Step 2: Chop Up the Cheese

Determine how large you'd like your skull or skulls to be then roughly chop down the block accordingly. I found that a 12 oz. block of cheese formed nicely into two skulls--but the dimensions of the block will play a part in determining how many skulls you'll get out of it.

Step 3: Round the Edges

Once you have a rough rectangular shape (think 2 inches x 3 inches x 1 inch depth), start to carve by rounding off the corners on one side. This will become the top of the skull. Remember to save the bits and pieces which you carve away. Snack on them now or save them for a future pizza topping.

Step 4: Make a Pear Shape

Round off the other edge of the rectangle--but with a narrower neck. Your cheese block should start to look like a 2D pear.

Step 5: Carve From the Nose Downwards

When you're happy with your 2D 'pear', move onto 3D by carving away 1/4 inch from the 'waist' of the pear towards the stem.

Step 6: Shape Nose Area / Add Cheek Bones

Make a v-shaped cut (v points towards top of skull) near the middle of the skull (where you just carved away the 1/4 inch of cheese) and carve about 1/4 inch deep. Start to round out the bottom of what is now becoming the cheek hones. Above the cheek bone area, remove a bit of cheese to form the temples.

Step 7: Add Eye Sockets

Using a very small melon baller or another carving tool, form the eye sockets. These sockets can go fairly deep into the head (to look realistic and to make space for whatever topping you want to stuff in them). The sockets should be relatively large and should sit above the check bone, between and or even a tad below the temples.

Step 8: Oil the Skull

Since medium-soft cheese will dry out with exposure to air, it is important to regularly moisten the skull you are carving with a bit of oil. I used olive oil but any vegetable oil or shortening will work.

Step 9: Store Skull in Baggie

While you are finishing up each of your skull carvings, store finished (but not yet decorated pieces) in an air-tight container or baggie. This will keep the skulls from cracking before you've finished.

Step 10: Prep the Decorations

Go through your decorative ingredients and get them ready. Here are some examples:

  • Make thin slices of pepper skin, removing the bulky inside flesh
  • Break cinnamon bark into spears
  • Slice olives in half
  • Make feathery accessories out of apple skins
  • Break pieces of dried mushrooms into mustache shapes

Step 11: Fill in the Faces

Let each skull will take on its own personality. Roll with it! If your cheese skull honors a particular deceased relative, try and remember a distinct facial characteristic--such as reading glasses, a side part or bushy eyebrows. Or honor a deceased relative by decorating a skulls with that person's very favorite flavors.

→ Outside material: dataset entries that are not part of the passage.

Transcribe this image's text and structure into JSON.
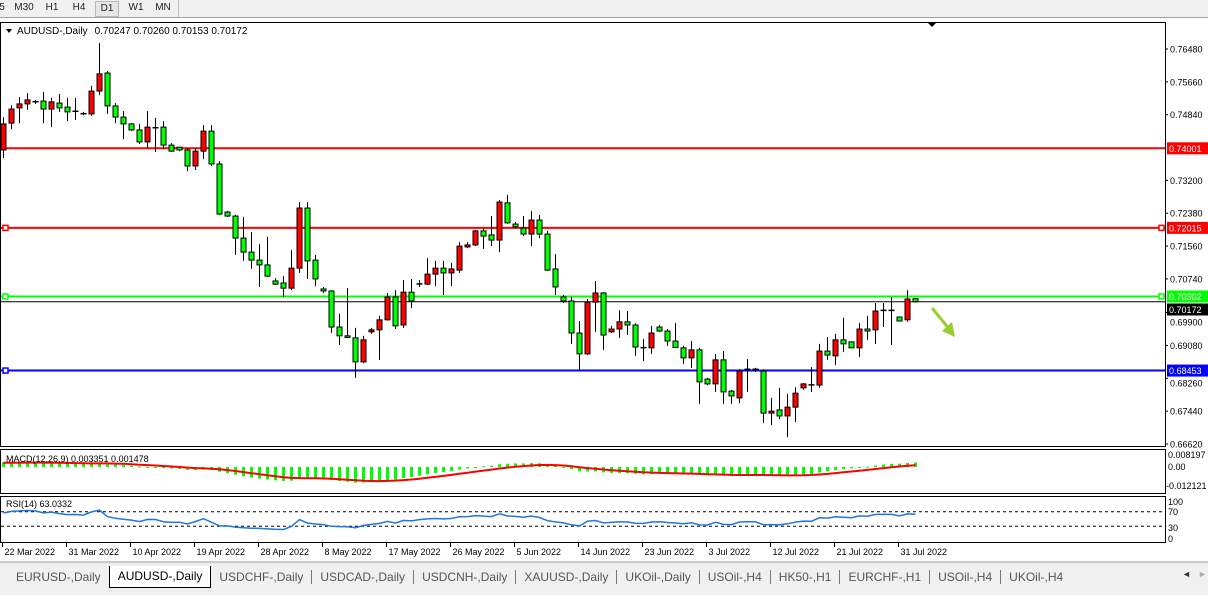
{
  "toolbar": {
    "timeframes": [
      {
        "label": "5",
        "active": false
      },
      {
        "label": "M30",
        "active": false
      },
      {
        "label": "H1",
        "active": false
      },
      {
        "label": "H4",
        "active": false
      },
      {
        "label": "D1",
        "active": true
      },
      {
        "label": "W1",
        "active": false
      },
      {
        "label": "MN",
        "active": false
      }
    ]
  },
  "chart_header": {
    "symbol": "AUDUSD-,Daily",
    "ohlc_text": "0.70247 0.70260 0.70153 0.70172"
  },
  "macd": {
    "label": "MACD(12,26,9) 0.003351 0.001478",
    "axis": [
      "0.008197",
      "0.00",
      "-0.012121"
    ],
    "histogram_color": "#00ff00",
    "signal_color": "#ff0000"
  },
  "rsi": {
    "label": "RSI(14) 63.0332",
    "axis": [
      "100",
      "70",
      "30",
      "0"
    ],
    "levels": [
      70,
      30
    ],
    "line_color": "#1e78d8"
  },
  "chart_data": {
    "type": "candlestick",
    "title": "AUDUSD-,Daily",
    "up_color": "#ff0000",
    "down_color": "#00ff00",
    "ylim": [
      0.6662,
      0.7672
    ],
    "y_ticks": [
      "0.76480",
      "0.75660",
      "0.74840",
      "0.73200",
      "0.72380",
      "0.71560",
      "0.70740",
      "0.69900",
      "0.69080",
      "0.68260",
      "0.67440",
      "0.66620"
    ],
    "x_labels": [
      {
        "label": "22 Mar 2022",
        "bar": 0
      },
      {
        "label": "31 Mar 2022",
        "bar": 8
      },
      {
        "label": "10 Apr 2022",
        "bar": 16
      },
      {
        "label": "19 Apr 2022",
        "bar": 24
      },
      {
        "label": "28 Apr 2022",
        "bar": 32
      },
      {
        "label": "8 May 2022",
        "bar": 40
      },
      {
        "label": "17 May 2022",
        "bar": 48
      },
      {
        "label": "26 May 2022",
        "bar": 56
      },
      {
        "label": "5 Jun 2022",
        "bar": 64
      },
      {
        "label": "14 Jun 2022",
        "bar": 72
      },
      {
        "label": "23 Jun 2022",
        "bar": 80
      },
      {
        "label": "3 Jul 2022",
        "bar": 88
      },
      {
        "label": "12 Jul 2022",
        "bar": 96
      },
      {
        "label": "21 Jul 2022",
        "bar": 104
      },
      {
        "label": "31 Jul 2022",
        "bar": 112
      }
    ],
    "levels": [
      {
        "price": "0.74001",
        "color": "#ff0000"
      },
      {
        "price": "0.72015",
        "color": "#ff0000"
      },
      {
        "price": "0.70302",
        "color": "#00ff00"
      },
      {
        "price": "0.68453",
        "color": "#0000ff"
      }
    ],
    "current_price": "0.70172",
    "annotation_arrow_color": "#9acd32",
    "ohlc": [
      [
        0.7396,
        0.7478,
        0.7376,
        0.7461
      ],
      [
        0.7463,
        0.7508,
        0.7448,
        0.7498
      ],
      [
        0.7501,
        0.7528,
        0.7463,
        0.7511
      ],
      [
        0.7511,
        0.7538,
        0.7496,
        0.7521
      ],
      [
        0.7516,
        0.7521,
        0.7511,
        0.7517
      ],
      [
        0.7518,
        0.7541,
        0.7463,
        0.7498
      ],
      [
        0.7498,
        0.7526,
        0.7453,
        0.7516
      ],
      [
        0.7513,
        0.7536,
        0.7491,
        0.7501
      ],
      [
        0.7503,
        0.7526,
        0.7468,
        0.7491
      ],
      [
        0.7493,
        0.7526,
        0.7471,
        0.7492
      ],
      [
        0.7486,
        0.7491,
        0.7483,
        0.7487
      ],
      [
        0.7486,
        0.7556,
        0.7481,
        0.7543
      ],
      [
        0.7543,
        0.7663,
        0.7533,
        0.7586
      ],
      [
        0.7588,
        0.7593,
        0.7486,
        0.7506
      ],
      [
        0.7506,
        0.7513,
        0.7463,
        0.7478
      ],
      [
        0.7478,
        0.7493,
        0.7423,
        0.7461
      ],
      [
        0.7461,
        0.7463,
        0.7443,
        0.7446
      ],
      [
        0.7446,
        0.7461,
        0.7411,
        0.7416
      ],
      [
        0.7416,
        0.7493,
        0.7401,
        0.7453
      ],
      [
        0.7451,
        0.7476,
        0.7391,
        0.7452
      ],
      [
        0.7453,
        0.7468,
        0.7398,
        0.7408
      ],
      [
        0.7408,
        0.7413,
        0.7391,
        0.7393
      ],
      [
        0.7403,
        0.7403,
        0.7393,
        0.7396
      ],
      [
        0.7396,
        0.7401,
        0.7343,
        0.7356
      ],
      [
        0.7356,
        0.7401,
        0.7346,
        0.7393
      ],
      [
        0.7393,
        0.7458,
        0.7373,
        0.7443
      ],
      [
        0.7443,
        0.7458,
        0.7356,
        0.7361
      ],
      [
        0.7361,
        0.7368,
        0.7234,
        0.7236
      ],
      [
        0.7241,
        0.7244,
        0.7229,
        0.7231
      ],
      [
        0.7231,
        0.7234,
        0.7134,
        0.7176
      ],
      [
        0.7176,
        0.7229,
        0.7119,
        0.7141
      ],
      [
        0.7141,
        0.7191,
        0.7099,
        0.7121
      ],
      [
        0.7121,
        0.7161,
        0.7054,
        0.7109
      ],
      [
        0.7109,
        0.7179,
        0.7079,
        0.7081
      ],
      [
        0.7069,
        0.7076,
        0.7059,
        0.7061
      ],
      [
        0.7064,
        0.7081,
        0.7029,
        0.7051
      ],
      [
        0.7051,
        0.7146,
        0.7046,
        0.7101
      ],
      [
        0.7101,
        0.7266,
        0.7089,
        0.7251
      ],
      [
        0.7251,
        0.7266,
        0.7074,
        0.7119
      ],
      [
        0.7121,
        0.7134,
        0.7056,
        0.7074
      ],
      [
        0.7049,
        0.7054,
        0.7039,
        0.7044
      ],
      [
        0.7044,
        0.7046,
        0.6939,
        0.6954
      ],
      [
        0.6954,
        0.6987,
        0.6909,
        0.6932
      ],
      [
        0.6932,
        0.7051,
        0.6927,
        0.6928
      ],
      [
        0.6927,
        0.6952,
        0.6827,
        0.6867
      ],
      [
        0.6867,
        0.6932,
        0.6864,
        0.6922
      ],
      [
        0.6942,
        0.6952,
        0.6937,
        0.6947
      ],
      [
        0.6947,
        0.6982,
        0.6872,
        0.6972
      ],
      [
        0.6972,
        0.7039,
        0.697,
        0.7029
      ],
      [
        0.7029,
        0.7046,
        0.6949,
        0.6957
      ],
      [
        0.6959,
        0.7071,
        0.6952,
        0.7041
      ],
      [
        0.7041,
        0.7074,
        0.7001,
        0.7019
      ],
      [
        0.7061,
        0.7071,
        0.7054,
        0.7062
      ],
      [
        0.7061,
        0.7126,
        0.7059,
        0.7086
      ],
      [
        0.7086,
        0.7119,
        0.7056,
        0.7101
      ],
      [
        0.7101,
        0.7119,
        0.7034,
        0.7089
      ],
      [
        0.7089,
        0.7114,
        0.7056,
        0.7099
      ],
      [
        0.7096,
        0.7166,
        0.7089,
        0.7156
      ],
      [
        0.7154,
        0.7166,
        0.7151,
        0.7159
      ],
      [
        0.7159,
        0.7196,
        0.7156,
        0.7194
      ],
      [
        0.7194,
        0.7199,
        0.7149,
        0.7181
      ],
      [
        0.7184,
        0.7231,
        0.7156,
        0.7171
      ],
      [
        0.7171,
        0.7271,
        0.7141,
        0.7266
      ],
      [
        0.7264,
        0.7284,
        0.7211,
        0.7214
      ],
      [
        0.7211,
        0.7216,
        0.7201,
        0.7204
      ],
      [
        0.7201,
        0.7231,
        0.7181,
        0.7186
      ],
      [
        0.7186,
        0.7244,
        0.7156,
        0.7221
      ],
      [
        0.7221,
        0.7234,
        0.7176,
        0.7186
      ],
      [
        0.7186,
        0.7194,
        0.7094,
        0.7096
      ],
      [
        0.7099,
        0.7136,
        0.7034,
        0.7054
      ],
      [
        0.7029,
        0.7034,
        0.7014,
        0.7019
      ],
      [
        0.7019,
        0.7029,
        0.6912,
        0.6939
      ],
      [
        0.6939,
        0.6969,
        0.6847,
        0.6887
      ],
      [
        0.6887,
        0.7024,
        0.6884,
        0.7016
      ],
      [
        0.7016,
        0.7069,
        0.6942,
        0.7039
      ],
      [
        0.7039,
        0.7041,
        0.6897,
        0.6934
      ],
      [
        0.6942,
        0.6957,
        0.6939,
        0.6949
      ],
      [
        0.6949,
        0.6996,
        0.6927,
        0.6967
      ],
      [
        0.6967,
        0.6994,
        0.6934,
        0.6959
      ],
      [
        0.6959,
        0.6964,
        0.6882,
        0.6904
      ],
      [
        0.6902,
        0.6924,
        0.6869,
        0.6903
      ],
      [
        0.6902,
        0.6957,
        0.6887,
        0.6939
      ],
      [
        0.6954,
        0.6959,
        0.6942,
        0.6944
      ],
      [
        0.6944,
        0.6949,
        0.6907,
        0.6919
      ],
      [
        0.6919,
        0.6964,
        0.6902,
        0.6903
      ],
      [
        0.6902,
        0.6907,
        0.6862,
        0.6877
      ],
      [
        0.6877,
        0.6919,
        0.6852,
        0.6897
      ],
      [
        0.6897,
        0.6902,
        0.6762,
        0.6817
      ],
      [
        0.6824,
        0.6827,
        0.6809,
        0.6812
      ],
      [
        0.6812,
        0.6887,
        0.6792,
        0.6872
      ],
      [
        0.6872,
        0.6894,
        0.6762,
        0.6792
      ],
      [
        0.6794,
        0.6797,
        0.6762,
        0.6782
      ],
      [
        0.6777,
        0.6849,
        0.6764,
        0.6844
      ],
      [
        0.6849,
        0.6874,
        0.6792,
        0.6848
      ],
      [
        0.6849,
        0.6852,
        0.6842,
        0.6848
      ],
      [
        0.6844,
        0.6849,
        0.6714,
        0.6739
      ],
      [
        0.6739,
        0.6777,
        0.6709,
        0.6744
      ],
      [
        0.6747,
        0.6802,
        0.6724,
        0.6732
      ],
      [
        0.6732,
        0.6787,
        0.6679,
        0.6754
      ],
      [
        0.6754,
        0.6804,
        0.6717,
        0.6789
      ],
      [
        0.6802,
        0.6814,
        0.6797,
        0.6812
      ],
      [
        0.6809,
        0.6854,
        0.6792,
        0.681
      ],
      [
        0.6809,
        0.6912,
        0.6802,
        0.6894
      ],
      [
        0.6894,
        0.6929,
        0.6872,
        0.6884
      ],
      [
        0.6882,
        0.6937,
        0.6859,
        0.6922
      ],
      [
        0.6922,
        0.6977,
        0.6892,
        0.6912
      ],
      [
        0.6917,
        0.6917,
        0.6902,
        0.6902
      ],
      [
        0.6902,
        0.6964,
        0.6879,
        0.6949
      ],
      [
        0.6949,
        0.6982,
        0.6922,
        0.6944
      ],
      [
        0.6947,
        0.7014,
        0.6912,
        0.6994
      ],
      [
        0.6996,
        0.7014,
        0.6954,
        0.6995
      ],
      [
        0.6996,
        0.7029,
        0.6909,
        0.6995
      ],
      [
        0.6979,
        0.6979,
        0.6969,
        0.6969
      ],
      [
        0.6972,
        0.7046,
        0.6967,
        0.7024
      ],
      [
        0.70247,
        0.7026,
        0.70153,
        0.70172
      ]
    ]
  },
  "tabs": [
    {
      "label": "EURUSD-,Daily",
      "active": false
    },
    {
      "label": "AUDUSD-,Daily",
      "active": true
    },
    {
      "label": "USDCHF-,Daily",
      "active": false
    },
    {
      "label": "USDCAD-,Daily",
      "active": false
    },
    {
      "label": "USDCNH-,Daily",
      "active": false
    },
    {
      "label": "XAUUSD-,Daily",
      "active": false
    },
    {
      "label": "UKOil-,Daily",
      "active": false
    },
    {
      "label": "USOil-,H4",
      "active": false
    },
    {
      "label": "HK50-,H1",
      "active": false
    },
    {
      "label": "EURCHF-,H1",
      "active": false
    },
    {
      "label": "USOil-,H4",
      "active": false
    },
    {
      "label": "UKOil-,H4",
      "active": false
    }
  ],
  "tab_scroll": {
    "left": "◄",
    "right": "►"
  }
}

Step 12: Honor at an Altar or Table

Now that you've made cheese skulls, place them at an altar (could be a private home altar or a community altar). Add to the altar other objects that were meaningful to your deceased. Decorate the altar with flowers, candles, incense, sweets and liquor.

Alternatively (or later on) you could also consume the cheese skulls by setting them in the middle of a homemade pizza and allowing all the decorations (if you've used pizza-specific decorations) to melt into a scrumptious gooey mess.